How ya gonna keep 'em
Kathleen Parker has had to spend time in New York City, and it isn’t pretty to contemplate.
New York, it turns out, exemplifies “the appeal and horror of centralized government.” New Yorkers are regimented and hemmed about with regulations, and apparently they like it. And this, to no one’s surprise, is where Democrats and Republicans differ. The people who live in “more-open spaces” are people who “see little need or benefit for government management of their lives.” She’s not sure that the two parties can be reconciled: “City dwellers will never understand the folks who prefer the company of tress, and country folk will always resent the imperious presumptions of urbanites who think they know best.”
You know this one, right? It’s the one about the corrupt city and the virtuous countryside, a device that was wheezing with age when Quintus Horatius Flaccus trotted it out. Thomas Jefferson took it around the track a few times, too. And for Ms. Parker, they fit snugly within party labels.
As it happens, I am well qualified to take the measure of Ms. Parker’s argument. I spent eighteen years in my youth in Elizaville, Kentucky, which qualifies in almost anyone’s categories as rural: a crossroads of about a hundred people, two general stores, two churches, a gas station, and a funeral home. (The last time I was there, a year ago, only the funeral home and one of the churches continued to enjoy custom.) For the past twenty-four years, I’ve lived in Baltimore, a city whose reputation David Simon has done so much to burnish.

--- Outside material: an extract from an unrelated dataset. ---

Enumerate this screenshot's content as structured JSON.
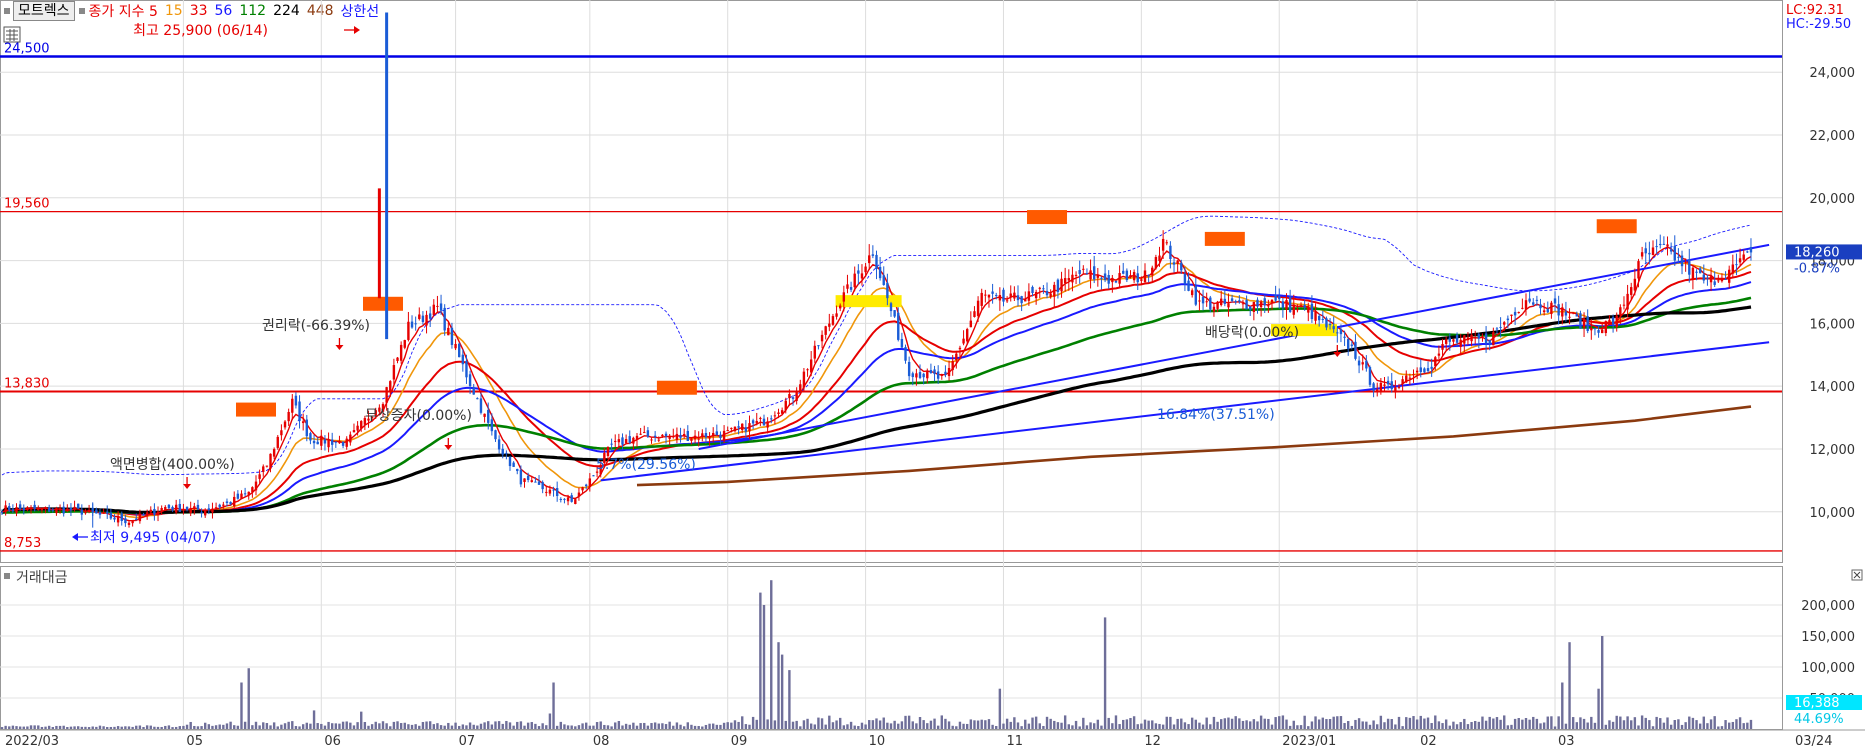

We are indeed a freedom-loving people, and one of the things we love is the freedom to select from a range of choices. That is why, over the past century, we have voted with our feet and moved from the farm to the cities or their environs.
I myself enjoy the company of trees occasionally, though I generally prefer people. I remember the things I enjoyed about life with my parents and grandparents in eastern Kentucky, before the hardy yeomen discovered that they could supplement agricultural income with meth labs. But I have chosen to live in the city, even with its many inconveniences and restrictions, for the sake of what it also has to offer my family and me.
I think it does a disservice to our people to publish articles suggesting that we are virtually different species, antlike city dwellers and freedom-loving country folk. It does a disservice to suggest that it is no longer possible for people to make themselves understood to one another across party lines.
We should certainly talk about the limitations of government regulation and try to determine where the search for the common good has unintended and negative consequences, but perhaps we could do so with a little less oversimplification and stereotyping.







Comments
Bravo! I am usually a fan of Ms. Parker's writings, but that particular column was a crashing disappointment. Let it indeed serve as a thudding example of how we all should take care to avoid stereotyping. Thank you for the resounding response.
Posted by: Bruce | September 29, 2010 6:36 PM
Thank you for this accurate summation. I am growing quite weary from repeated opinions on how more we the people can be categorized. My grandad would have said, " We all deficate out of the same opening." - Well that's not exactly what he said.
Posted by: Sheila Stahl | September 29, 2010 6:58 PM
I have to say that rules against blocking the fire escape, which may keep you or your neighbor alive one day, are entirely sensible; they are the analogue of not lighting fires in Western forests during the dry season (or ever). What's more, that rule and most certainly the one about birthday candles are imposed by her co-op or condo, an entirely voluntary association, and not by the City of New York at all. Complaining about government bureaucracy in such a case is nothing but bloviation.
New Yorkers like trees too, and we have a lot of them: a little over five million, including a nice one in front of my building.
Posted by: John Cowan | September 29, 2010 7:06 PM
I wonder what Ms. Parker makes of that Great American Compromise--the suburb? None of the benefits of the city and none of the beauty of the rustic landscape. Perhaps she'd like to retire to a McMansion in, say, some subdivision in southern York County and blessedly sink into surburban invisibility? Now that's something I could applaud!
Posted by: John Bosley | September 29, 2010 7:32 PM
When Ms. Parker says "City dwellers will never understand the folks who prefer the company of trees," I wonder if she's ever been to the Pacific Northwest.
Posted by: Chris | September 29, 2010 11:02 PM
Fortunately, not all cities are New York City: some are smaller and therefore more manageable. To judge all American cities by New York is probably a bad comparison.
Posted by: Patricia the Terse | September 30, 2010 2:37 AM
To build upon what Patricia has said, I find that a great many New Yorkers I have met have an arrogance unique among themselves and those from Los Angeles. There are plenty of us who live in other, lovely cities. Yours is actually not the standard by which all others ought be judged, so from my perspective from Milwaukee, you can just shut it.
Posted by: Thomas | September 30, 2010 8:37 AM
My goodness, is she really implying that there are no Republicans in cities, and no Democrats in small towns? Can she not observe the world around her?